Resolvemos fundar o nosso. Um espaço não comercial, de resistência. Mais um trabalho de militância, voluntário, por suposto. Jaime propôs um jornal; eu, uma revista. O nome eu escolhi (ele queria Bacurau). Dividimos as tarefas. A capa ficou com ele, a linha editorial também.

Correr atrás da grana ficou por minha conta. A paleta de cores, depois de larga prosa, Jaime fechou questão – “nossas cores vão ser o vermelho e o amarelo, porque revista tem que ter cor de luta, cor vibrante” (eu queria verde-floresta). Na paz, acabei enfiando um branco.

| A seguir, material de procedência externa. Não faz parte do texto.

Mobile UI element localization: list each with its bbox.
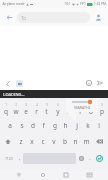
button[interactable]: , xyxy=(16,150,23,167)
staticText: 6 xyxy=(57,103,59,107)
staticText: h xyxy=(63,121,68,130)
staticText: w xyxy=(13,107,19,116)
button[interactable]: c xyxy=(37,133,48,150)
staticText: z xyxy=(19,137,23,146)
staticText: l xyxy=(98,121,100,130)
button[interactable]: 0 xyxy=(96,101,107,117)
button[interactable]: z xyxy=(15,133,26,150)
staticText: 8 xyxy=(79,103,81,107)
button[interactable]: Keyboard xyxy=(84,170,95,180)
button[interactable]: Enter xyxy=(93,150,106,167)
button[interactable]: 4 xyxy=(31,101,41,117)
button[interactable]: Shift xyxy=(1,133,15,150)
button[interactable]: 2 xyxy=(11,101,21,117)
button[interactable]: 8 xyxy=(74,101,85,117)
staticText: , xyxy=(19,155,21,162)
staticText: j xyxy=(76,121,78,130)
button[interactable]: g xyxy=(49,117,60,133)
staticText: q xyxy=(4,107,8,116)
button[interactable]: Backspace xyxy=(92,133,107,150)
staticText: b xyxy=(63,137,67,146)
staticText: n xyxy=(73,137,78,146)
button[interactable]: Emoji xyxy=(84,78,94,88)
staticText: e xyxy=(24,107,28,116)
staticText: o xyxy=(89,107,93,116)
button[interactable]: 9 xyxy=(85,101,96,117)
button[interactable]: 1 xyxy=(1,101,11,117)
button[interactable]: m xyxy=(81,133,92,150)
staticText: r xyxy=(35,107,38,116)
staticText: 4 xyxy=(36,103,38,107)
staticText: i xyxy=(79,107,81,116)
staticText: d xyxy=(31,121,35,130)
staticText: u xyxy=(66,107,71,116)
button[interactable]: f xyxy=(38,117,49,133)
staticText: FP1 xyxy=(80,2,86,6)
button[interactable]: v xyxy=(48,133,59,150)
staticText: m xyxy=(83,137,90,146)
staticText: s xyxy=(20,121,24,130)
button[interactable]: x xyxy=(26,133,37,150)
button[interactable]: 6 xyxy=(52,101,63,117)
button[interactable]: Home xyxy=(37,170,48,180)
staticText: v xyxy=(52,137,56,146)
staticText: MARATHI xyxy=(74,105,90,110)
button[interactable]: MARATHI xyxy=(66,98,98,112)
button[interactable]: ?123 xyxy=(2,150,16,167)
staticText: k xyxy=(86,121,90,130)
button[interactable]: d xyxy=(27,117,38,133)
staticText: ?123 xyxy=(5,156,13,161)
button[interactable]: Add contact xyxy=(93,12,104,23)
button[interactable]: 3 xyxy=(21,101,31,117)
staticText: 5 xyxy=(46,103,48,107)
staticText: To xyxy=(21,15,26,21)
staticText: 3 xyxy=(25,103,27,107)
staticText: a xyxy=(8,121,12,130)
staticText: Airplane mode xyxy=(2,2,25,6)
button[interactable]: Settings xyxy=(76,150,86,167)
staticText: y xyxy=(56,107,60,116)
staticText: p xyxy=(100,107,104,116)
staticText: g xyxy=(53,121,57,130)
button[interactable]: h xyxy=(60,117,71,133)
button[interactable]: Back xyxy=(13,170,24,180)
button[interactable]: Recents xyxy=(60,170,71,180)
staticText: x xyxy=(30,137,34,146)
staticText: . xyxy=(89,155,91,162)
staticText: LOADING... xyxy=(3,92,25,97)
button[interactable]: 5 xyxy=(41,101,52,117)
staticText: t xyxy=(45,107,48,116)
button[interactable]: j xyxy=(71,117,82,133)
staticText: f xyxy=(42,121,45,130)
button[interactable]: k xyxy=(82,117,93,133)
button[interactable]: Back xyxy=(4,12,15,23)
staticText: c xyxy=(41,137,45,146)
button[interactable]: n xyxy=(70,133,81,150)
button[interactable]: To xyxy=(17,12,90,23)
button[interactable]: s xyxy=(16,117,27,133)
button[interactable]: 7 xyxy=(63,101,74,117)
button[interactable]: Send xyxy=(95,78,105,88)
staticText: 2 xyxy=(15,103,17,107)
staticText: 1:32 PM xyxy=(94,2,106,6)
button[interactable]: l xyxy=(93,117,104,133)
button[interactable]: Attach xyxy=(3,78,13,88)
staticText: 9 xyxy=(90,103,92,107)
button[interactable]: a xyxy=(4,117,16,133)
staticText: 10:1 xyxy=(64,2,71,6)
button[interactable]: b xyxy=(59,133,70,150)
staticText: 1 xyxy=(5,103,7,107)
button[interactable]: Camera xyxy=(14,78,24,88)
staticText: 0 xyxy=(101,103,103,107)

Fizemos a primeira edição da Xapuri lá mesmo, na Reserva, em uma noite. Optamos por centrar na pauta socioambiental. Nossa primeira capa foi sobre os povos indígenas isolados do Acre: ‘Isolados, Bravos, Livres: Um Brasil Indígena por Conhecer”. Depois de tudo pronto, Jaime inventou de fazer uma outra boneca, “porque toda revista tem que ter número zero”.

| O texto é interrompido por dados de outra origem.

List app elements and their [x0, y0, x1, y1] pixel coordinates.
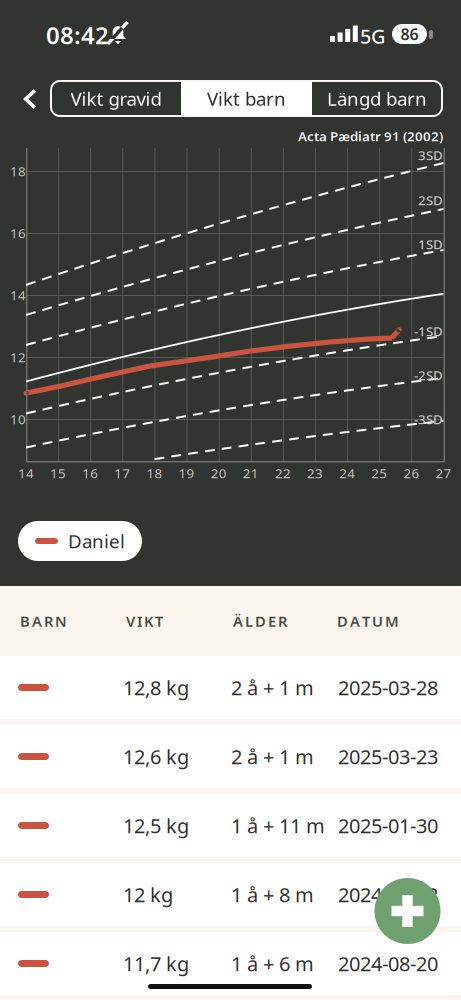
staticText: B A R N — [20, 611, 67, 631]
staticText: 1 å + 6 m — [231, 950, 314, 977]
button[interactable]: Add measurement — [374, 878, 440, 944]
button[interactable]: Längd barn — [312, 81, 442, 116]
button[interactable]: Vikt gravid — [51, 81, 181, 116]
staticText: 16 — [10, 224, 26, 242]
staticText: 26 — [403, 464, 419, 482]
staticText: 18 — [10, 162, 26, 180]
staticText: -2SD — [414, 366, 443, 384]
staticText: 17 — [114, 464, 130, 482]
staticText: 12,5 kg — [123, 812, 189, 839]
staticText: 1 å + 8 m — [231, 881, 314, 908]
staticText: 1 å + 11 m — [231, 812, 325, 839]
staticText: 25 — [371, 464, 387, 482]
button[interactable]: Daniel — [18, 521, 142, 561]
staticText: 14 — [18, 464, 34, 482]
button[interactable]: 12,6 kg — [0, 725, 461, 788]
button[interactable]: 12,5 kg — [0, 794, 461, 857]
staticText: 23 — [307, 464, 323, 482]
staticText: 10 — [10, 410, 26, 428]
staticText: 2025-03-23 — [338, 743, 438, 770]
staticText: 22 — [275, 464, 291, 482]
staticText: 24 — [339, 464, 355, 482]
staticText: V I K T — [126, 611, 163, 631]
staticText: 1SD — [418, 235, 443, 253]
staticText: 16 — [82, 464, 98, 482]
staticText: -3SD — [414, 410, 443, 428]
staticText: 2SD — [418, 191, 443, 209]
staticText: 2 å + 1 m — [231, 674, 314, 701]
staticText: 2024-12-12 — [338, 881, 438, 908]
staticText: 3SD — [418, 146, 443, 164]
button[interactable]: 12,8 kg — [0, 656, 461, 719]
button[interactable]: 12 kg — [0, 863, 461, 926]
staticText: D A T U M — [337, 611, 399, 631]
staticText: 19 — [179, 464, 195, 482]
staticText: 12 kg — [123, 881, 173, 908]
staticText: 2 å + 1 m — [231, 743, 314, 770]
button[interactable]: 11,7 kg — [0, 932, 461, 995]
staticText: 18 — [146, 464, 162, 482]
staticText: Längd barn — [327, 86, 427, 111]
staticText: -1SD — [414, 322, 443, 340]
staticText: 12,6 kg — [123, 743, 189, 770]
staticText: 12,8 kg — [123, 674, 189, 701]
staticText: 15 — [50, 464, 66, 482]
staticText: 21 — [243, 464, 259, 482]
staticText: 2025-01-30 — [338, 812, 438, 839]
button[interactable]: Vikt barn — [181, 81, 312, 116]
staticText: Vikt gravid — [70, 86, 162, 111]
staticText: 08:42 — [46, 19, 109, 51]
staticText: Daniel — [68, 529, 125, 553]
staticText: 14 — [10, 286, 26, 304]
staticText: Acta Pædiatr 91 (2002) — [298, 127, 443, 145]
staticText: 2025-03-28 — [338, 674, 438, 701]
staticText: 11,7 kg — [123, 950, 189, 977]
staticText: 27 — [436, 464, 452, 482]
staticText: 5G — [360, 23, 386, 49]
staticText: Vikt barn — [207, 86, 286, 111]
staticText: 86 — [400, 23, 418, 45]
staticText: Ä L D E R — [233, 611, 287, 631]
staticText: 2024-08-20 — [338, 950, 438, 977]
staticText: 20 — [211, 464, 227, 482]
staticText: 12 — [10, 348, 26, 366]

Dessa vez finquei pé, ficamos com a capa indígena. Voltei pra Brasília com a boneca praticamente pronta e com a missão de dar um jeito de imprimir. Nos dias seguintes, o Jaime veio pra Formosa, pra convencer minha irmã Lúcia a revisar a revista, “de grátis”. Com a primeira revista impressa, a próxima tarefa foi montar o Conselho Editorial.

Jaime fez questão de visitar, explicar o projeto e convidar pessoalmente cada conselheiro e cada conselheira (até a doença agravar, nos seus últimos meses de vida, nunca abriu mão dessa tarefa). Daqui rumamos pra Goiânia, para convidar o arqueólogo Altair Sales Barbosa, nosso primeiro conselheiro. “O mais sabido de nóis,” segundo o Jaime.

Trilhamos uma linda jornada. Em 80 meses, Jaime fez questão de decidir, mensalmente, o tema da capa e, quase sempre, escrever ele mesmo. Às vezes, ligava pra falar da ótima ideia que teve, às vezes sumia e, no dia certo, lá vinha o texto pronto, impecável.

Na sexta-feira, 9 de julho, quando preparávamos a Xapuri 81, pela primeira vez em sete anos, ele me pediu para cuidar de tudo. Foi uma conversa triste, ele estava agoniado com os rumos da doença e com a tragédia que o Brasil enfrentava. Não falamos em morte, mas eu sabia que era o fim.

Hoje, cá estamos nós, sem as capas do Jaime, sem as pautas do Jaime, sem o linguajar do Jaime, sem o jaimês da Xapuri, mas na labuta, firmes na resistência. Mês sim, mês sim de novo, como você sonhava, Jaiminho, carcamos porva e, enfim, chegamos à nossa edição número 100. E, depois da Xapuri 100, como era desejo seu, a gente segue esperneando.

Fica tranquilo, camarada, que por aqui tá tudo direitim.